Le procès de Nicolas Zepeda se poursuit aux assises du Doubs. Dans une semaine, l’accusé chilien du meurtre de Narumi Kurosaki sera fixé sur son sort. Ce mardi Zepeda sera auditionné. Il sera notamment longuement interrogé sur les images de vidéosurveillance diffusées hier lors du procès et qui montrent la présence d’un homme masqué à proximité de la résidence universitaire où vivait Narumi Kurosaki sur le campus de la Bouloie à Besançon. Lors de cette audience, des étudiants ont également pu témoigner de leur stupeur durant la nuit du 4 décembre 2016 lorsqu’ils ont entendu des cris en provenance de la chambre 106, qu’occupait Narumi Kurosaki.

A l’image de Maître Galley, beaucoup s’interrogent sur le couple que formaient Nicolas Zepeda et Narumi Kurosaki. Il est évoqué « une relation improbable ». Un véritable choc culturel,  qui interroge sur cet amour que pouvaient entretenir ces deux personnes. Leur éducation et leur façon de vivre sont autant de différences notoires qui suscitent de nombreuses interrogations. Selon Maître Galley, il est possible que Nicolas Zepeda ait eu « des exigences fortes auxquelles l’étudiante japonaise ne pouvait pas répondre culturellement ». Selon l’avocate de la famille de Narumi, cette dernière ne pouvait pas endosser le costume de femme sudaméricaine que Zepeda exigeait peut-être.

L'interview de la rédaction / Maître Galley

Dans le procès de Nicolas Zepeda, les témoignages se sont succédés ce lundi. Cinq témoins ont été appelés à la barre. Ces étudiants ont tous évoqué les cris entendus dans la nuit du 4 décembre 2016 dans la chambre 106 de l’étudiante japonaise. De véritables cris d’horreurs, terrifiants, de ceux qui glacent le sang.

Leur évocation a d’ailleurs provoqué l’effondrement de la mère de Narumi.
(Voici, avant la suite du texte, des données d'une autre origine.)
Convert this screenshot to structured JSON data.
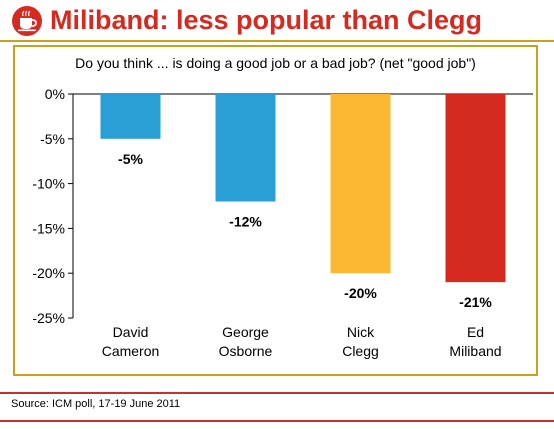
{
  "header": {
    "title": "Miliband: less popular than Clegg",
    "logo_icon": "coffee-cup-icon"
  },
  "footer": {
    "source": "Source: ICM poll, 17-19 June 2011"
  },
  "chart_data": {
    "type": "bar",
    "title": "Do you think ... is doing a good job or a bad job? (net \"good job\")",
    "xlabel": "",
    "ylabel": "",
    "categories": [
      [
        "David",
        "Cameron"
      ],
      [
        "George",
        "Osborne"
      ],
      [
        "Nick",
        "Clegg"
      ],
      [
        "Ed",
        "Miliband"
      ]
    ],
    "values": [
      -5,
      -12,
      -20,
      -21
    ],
    "data_labels": [
      "-5%",
      "-12%",
      "-20%",
      "-21%"
    ],
    "colors": [
      "#2a9fd6",
      "#2a9fd6",
      "#fbb830",
      "#d42a1f"
    ],
    "ylim": [
      -25,
      0
    ],
    "yticks": [
      0,
      -5,
      -10,
      -15,
      -20,
      -25
    ],
    "ytick_labels": [
      "0%",
      "-5%",
      "-10%",
      "-15%",
      "-20%",
      "-25%"
    ],
    "grid": false,
    "legend": "none"
  }
}
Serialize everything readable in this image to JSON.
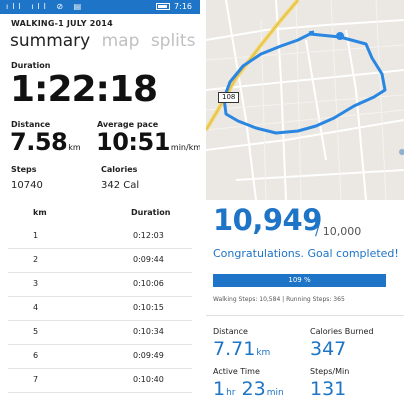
{
  "summary_screen": {
    "status_bar": {
      "signal_icons": "ıll ıll ⊘ ▤",
      "time": "7:16"
    },
    "title": "WALKING-1 JULY 2014",
    "tabs": [
      {
        "label": "summary",
        "active": true
      },
      {
        "label": "map",
        "active": false
      },
      {
        "label": "splits",
        "active": false
      }
    ],
    "duration": {
      "label": "Duration",
      "value": "1:22:18"
    },
    "distance": {
      "label": "Distance",
      "value": "7.58",
      "unit": "km"
    },
    "pace": {
      "label": "Average pace",
      "value": "10:51",
      "unit": "min/km"
    },
    "steps": {
      "label": "Steps",
      "value": "10740"
    },
    "calories": {
      "label": "Calories",
      "value": "342 Cal"
    }
  },
  "map_screen": {
    "road_label": "108",
    "route_color": "#2a86e0"
  },
  "splits_screen": {
    "headers": {
      "km": "km",
      "duration": "Duration"
    },
    "rows": [
      {
        "km": "1",
        "duration": "0:12:03"
      },
      {
        "km": "2",
        "duration": "0:09:44"
      },
      {
        "km": "3",
        "duration": "0:10:06"
      },
      {
        "km": "4",
        "duration": "0:10:15"
      },
      {
        "km": "5",
        "duration": "0:10:34"
      },
      {
        "km": "6",
        "duration": "0:09:49"
      },
      {
        "km": "7",
        "duration": "0:10:40"
      }
    ]
  },
  "goal_screen": {
    "steps": "10,949",
    "slash": "/",
    "goal": "10,000",
    "message": "Congratulations. Goal completed!",
    "progress_percent_label": "109 %",
    "progress_fraction": 1.0,
    "breakdown": "Walking Steps: 10,584  |  Running Steps: 365",
    "distance": {
      "label": "Distance",
      "value": "7.71",
      "unit": "km"
    },
    "calories": {
      "label": "Calories Burned",
      "value": "347"
    },
    "active_time": {
      "label": "Active Time",
      "hours": "1",
      "h_unit": "hr",
      "minutes": "23",
      "m_unit": "min"
    },
    "steps_per_min": {
      "label": "Steps/Min",
      "value": "131"
    }
  },
  "colors": {
    "accent": "#1e74c6",
    "muted_tab": "#c0c0c0",
    "map_bg": "#ebe8e3"
  }
}
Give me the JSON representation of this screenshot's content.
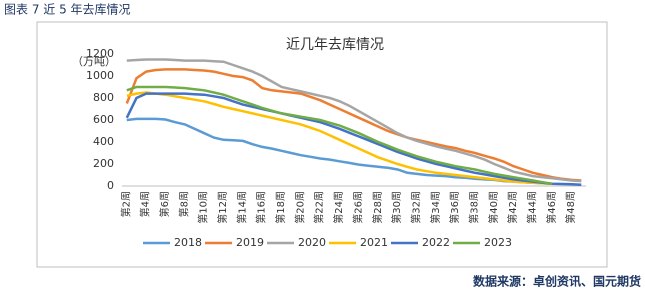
{
  "caption": "图表 7 近 5 年去库情况",
  "source": "数据来源：卓创资讯、国元期货",
  "chart_data": {
    "type": "line",
    "title": "近几年去库情况",
    "y_label": "（万吨）",
    "categories": [
      "第2周",
      null,
      "第4周",
      null,
      "第6周",
      null,
      "第8周",
      null,
      "第10周",
      null,
      "第12周",
      null,
      "第14周",
      null,
      "第16周",
      null,
      "第18周",
      null,
      "第20周",
      null,
      "第22周",
      null,
      "第24周",
      null,
      "第26周",
      null,
      "第28周",
      null,
      "第30周",
      null,
      "第32周",
      null,
      "第34周",
      null,
      "第36周",
      null,
      "第38周",
      null,
      "第40周",
      null,
      "第42周",
      null,
      "第44周",
      null,
      "第46周",
      null,
      "第48周",
      null
    ],
    "series": [
      {
        "name": "2018",
        "color": "#5b9bd5",
        "values": [
          600,
          610,
          610,
          610,
          605,
          580,
          560,
          520,
          480,
          440,
          420,
          415,
          410,
          380,
          355,
          340,
          320,
          300,
          280,
          265,
          250,
          240,
          225,
          210,
          195,
          185,
          175,
          165,
          150,
          120,
          110,
          100,
          95,
          90,
          80,
          75,
          65,
          60,
          55,
          45,
          40,
          35,
          30,
          25,
          20,
          null,
          null,
          null
        ]
      },
      {
        "name": "2019",
        "color": "#ed7d31",
        "values": [
          750,
          980,
          1040,
          1055,
          1060,
          1060,
          1060,
          1055,
          1050,
          1040,
          1020,
          1000,
          990,
          960,
          890,
          870,
          860,
          850,
          840,
          810,
          780,
          740,
          700,
          660,
          620,
          580,
          540,
          500,
          470,
          440,
          420,
          400,
          380,
          360,
          345,
          320,
          300,
          275,
          250,
          220,
          180,
          150,
          120,
          100,
          80,
          65,
          55,
          50
        ]
      },
      {
        "name": "2020",
        "color": "#a5a5a5",
        "values": [
          1140,
          1145,
          1150,
          1150,
          1150,
          1145,
          1140,
          1140,
          1140,
          1135,
          1130,
          1100,
          1070,
          1040,
          1000,
          950,
          900,
          880,
          860,
          840,
          820,
          800,
          770,
          730,
          680,
          630,
          580,
          530,
          480,
          440,
          410,
          385,
          360,
          340,
          320,
          295,
          270,
          240,
          200,
          165,
          130,
          110,
          90,
          80,
          70,
          60,
          50,
          45
        ]
      },
      {
        "name": "2021",
        "color": "#ffc000",
        "values": [
          820,
          840,
          850,
          840,
          830,
          815,
          800,
          785,
          770,
          745,
          720,
          700,
          680,
          660,
          640,
          620,
          600,
          580,
          560,
          530,
          500,
          460,
          420,
          380,
          340,
          300,
          260,
          230,
          200,
          175,
          150,
          135,
          120,
          110,
          100,
          90,
          80,
          70,
          60,
          50,
          40,
          35,
          30,
          25,
          20,
          null,
          null,
          null
        ]
      },
      {
        "name": "2022",
        "color": "#4472c4",
        "values": [
          620,
          800,
          840,
          840,
          840,
          840,
          840,
          835,
          830,
          815,
          800,
          770,
          740,
          720,
          700,
          680,
          660,
          640,
          620,
          600,
          580,
          550,
          520,
          485,
          450,
          415,
          380,
          345,
          310,
          280,
          250,
          225,
          200,
          180,
          160,
          140,
          120,
          105,
          90,
          75,
          60,
          50,
          40,
          30,
          20,
          18,
          15,
          12
        ]
      },
      {
        "name": "2023",
        "color": "#70ad47",
        "values": [
          870,
          900,
          900,
          900,
          900,
          895,
          890,
          880,
          870,
          850,
          830,
          800,
          770,
          740,
          710,
          685,
          660,
          645,
          630,
          615,
          600,
          575,
          550,
          515,
          480,
          440,
          400,
          365,
          330,
          300,
          270,
          245,
          220,
          200,
          180,
          165,
          150,
          130,
          110,
          95,
          80,
          65,
          50,
          35,
          20,
          null,
          null,
          null
        ]
      }
    ],
    "ylim": [
      0,
      1200
    ],
    "yticks": [
      0,
      200,
      400,
      600,
      800,
      1000,
      1200
    ],
    "grid": false,
    "legend": "bottom"
  }
}
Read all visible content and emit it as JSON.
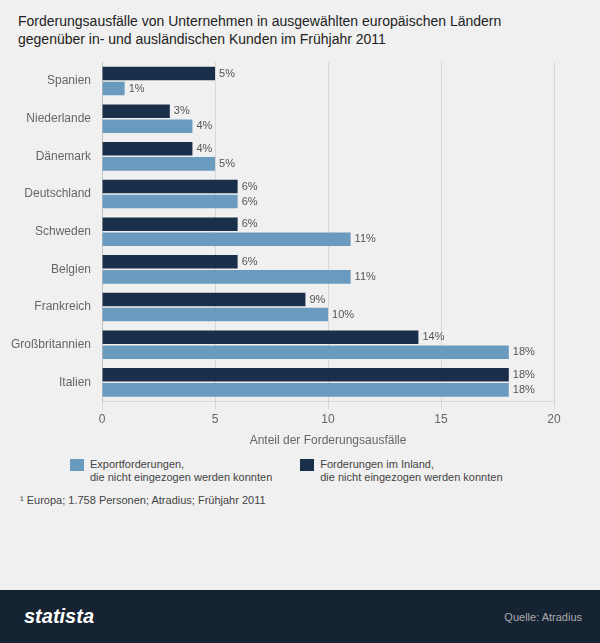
{
  "chart_data": {
    "type": "bar",
    "orientation": "horizontal",
    "title": "Forderungsausfälle von Unternehmen in ausgewählten europäischen Ländern",
    "subtitle": "gegenüber in- und ausländischen Kunden im Frühjahr 2011",
    "categories": [
      "Italien",
      "Großbritannien",
      "Frankreich",
      "Belgien",
      "Schweden",
      "Deutschland",
      "Dänemark",
      "Niederlande",
      "Spanien"
    ],
    "series": [
      {
        "name": "Forderungen im Inland,\ndie nicht eingezogen werden konnten",
        "color": "#1a2f4a",
        "values": [
          18,
          14,
          9,
          6,
          6,
          6,
          4,
          3,
          5
        ],
        "value_labels": [
          "18%",
          "14%",
          "9%",
          "6%",
          "6%",
          "6%",
          "4%",
          "3%",
          "5%"
        ]
      },
      {
        "name": "Exportforderungen,\ndie nicht eingezogen werden konnten",
        "color": "#6b9abf",
        "values": [
          18,
          18,
          10,
          11,
          11,
          6,
          5,
          4,
          1
        ],
        "value_labels": [
          "18%",
          "18%",
          "10%",
          "11%",
          "11%",
          "6%",
          "5%",
          "4%",
          "1%"
        ]
      }
    ],
    "x_label": "Anteil der Forderungsausfälle",
    "xlim": [
      0,
      20
    ],
    "xticks": [
      0,
      5,
      10,
      15,
      20
    ],
    "grid": true,
    "legend": "bottom",
    "data_labels": true,
    "annotations": [
      "¹  Europa; 1.758 Personen; Atradius; Frühjahr 2011",
      "statista",
      "Quelle: Atradius"
    ]
  }
}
Pour clôturer cette journée, les images de vidéosurveillance ont été montrées à la cour, notamment celle de la nuit du 1er décembre. On y voit notamment un homme, le visage masqué, se balader à l’arrière du bâtiment Rousseau sur le campus de la Bouloie à Besançon et prendre des photos.  Nicolas Zepeda sera entendu ce mardi.